Racy Love Poetry in an Elegant Package of Binding, Illustration, and Printing

LE TEMPLE DE GNIDE. [and bound in, with continuous pagination] CÉPHISE ET L'AMOUR. [and] ARSACE ET ISMÉNIE.

(Paris: Didot jeune, l'An Troisième, [1795?]). 260 x 165 mm. (10 1/4 x 6 1/2"). xii, 153, [1] pp.

Very attractive contemporary red straight-grain morocco in the style of Bozerian, covers with wide frame of multiple gilt rules, large gilt lozenge at center, flat spine divided into panels by gilt rules and chain roll, panels with patera centerpiece, heavily gilt turn-ins, blue watered silk endleaves, all edges gilt. WITH 12 FINE ENGRAVED PLATES, INCLUDING A FRONTISPIECE AND NINE PLATES BY LE MIRE AFTER EISEN (in the first work) as well as two engravings (in "Arsace") after Le Barbier, one each by Le Mire and Thomas; original tissue guards. A Large Paper Copy. Ray 32; Cohen-de Ricci 728-29. ◆Spine slightly sunned, corners a little rubbed, one page with small, light stain to text, one tiny marginal tear, other trivial imperfections, otherwise A FINE COPY--clean, smooth, and bright internally and in a lustrous period binding with only minor wear.

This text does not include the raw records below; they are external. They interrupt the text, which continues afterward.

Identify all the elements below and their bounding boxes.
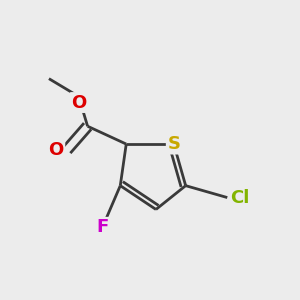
Text: F: F xyxy=(96,218,109,236)
Text: O: O xyxy=(71,94,86,112)
Text: Cl: Cl xyxy=(230,189,250,207)
Text: O: O xyxy=(49,141,64,159)
Text: S: S xyxy=(167,135,180,153)
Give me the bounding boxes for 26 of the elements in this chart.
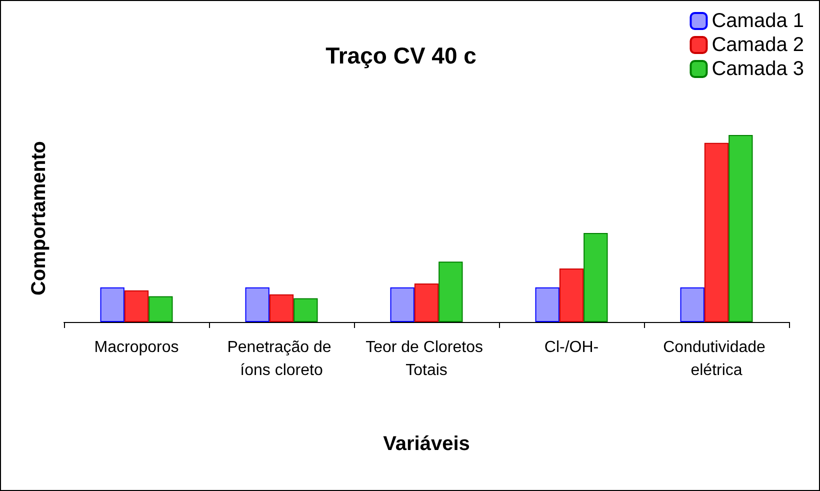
bar <box>438 262 463 322</box>
x-tick-label: Condutividade elétrica <box>663 339 770 379</box>
bar <box>704 142 729 322</box>
bar <box>584 232 608 322</box>
y-axis-title: Comportamento <box>28 140 50 296</box>
x-tick-label: Cl-/OH- <box>544 339 599 356</box>
bar <box>414 283 439 322</box>
bar <box>148 296 173 322</box>
bar <box>294 298 318 322</box>
bar <box>124 290 149 322</box>
bar <box>245 287 270 322</box>
x-tick-label: Macroporos <box>94 339 179 356</box>
bar <box>390 287 414 322</box>
bar <box>269 294 294 322</box>
legend-label: Camada 2 <box>712 34 804 56</box>
x-tick-label: Teor de Cloretos Totais <box>366 339 488 379</box>
legend-label: Camada 1 <box>712 10 804 32</box>
bar <box>680 287 704 322</box>
x-axis-title: Variáveis <box>383 433 470 455</box>
legend-label: Camada 3 <box>712 58 804 80</box>
bar <box>559 268 584 322</box>
chart-title: Traço CV 40 c <box>326 42 477 68</box>
x-tick-label: Penetração de íons cloreto <box>227 339 336 379</box>
bar <box>100 287 124 322</box>
bar <box>728 135 753 322</box>
bar <box>535 287 560 322</box>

With illustrations by Eisen, printing by Didot, and a binding in the style of Bozérian, this item brings together three important sources of pleasure for the connoisseur of 18th century French book arts. Regarding the "Gnide" engravings, Furstenberg says that "the delicate sensuality of the women's bodies glorified in these illustrations was never outdone," and he indicates that they represented Le Mire's "lasting claim to fame." Ray ranks this elegant suite behind only Eisen's work on Dorat's "Les Baisers," the La Fontaine of 1762, and the Ovid of 1767-71. He says that, "with regard to suavity and grace, Eisen never surpassed" his "Gnide" engravings, and Cohen-De Ricci says the plates are "ravishing," both in terms of composition and engraving. Bryan says that Charles Eisen (1720-78), Louis XV's Court painter, and drawing master to Madame de Pompadour, had a hand in "almost all the important [illustrated] books published in France in his time." His "exquisite plates [are] engraved with a light point and with striking originality." He "took his inspirations direct from nature, but add[ed] something of the ideal, after the manner of Watteau and Boucher." Noel Le Mire (1724-1801) was a much esteemed engraver who collaborated with Eisen on several books, including the aforementioned La Fontaine and Ovid, as well as with Cochin and Moreau. Attractively printed with enormous margins, the text of the first (and by far the most important) work here is a prose-poem on love (supposedly translated from the Greek) by one of the great political philosophers of the Enlightenment, Charles de Secondat, Baron de Montesquieu (1689-1755). Although the rather racy piece was popular in its day, it was not regarded as an important work in Montesquieu's oeuvre; modern scholars, however, are more inclined to see it as a philosophical fable. Our handsome binding is unsigned, but an imprint on the verso of the half-title lists "Chez Bozérian" as one of the two locations selling the work, and it is reasonable to assume they also bound some of the copies they sold.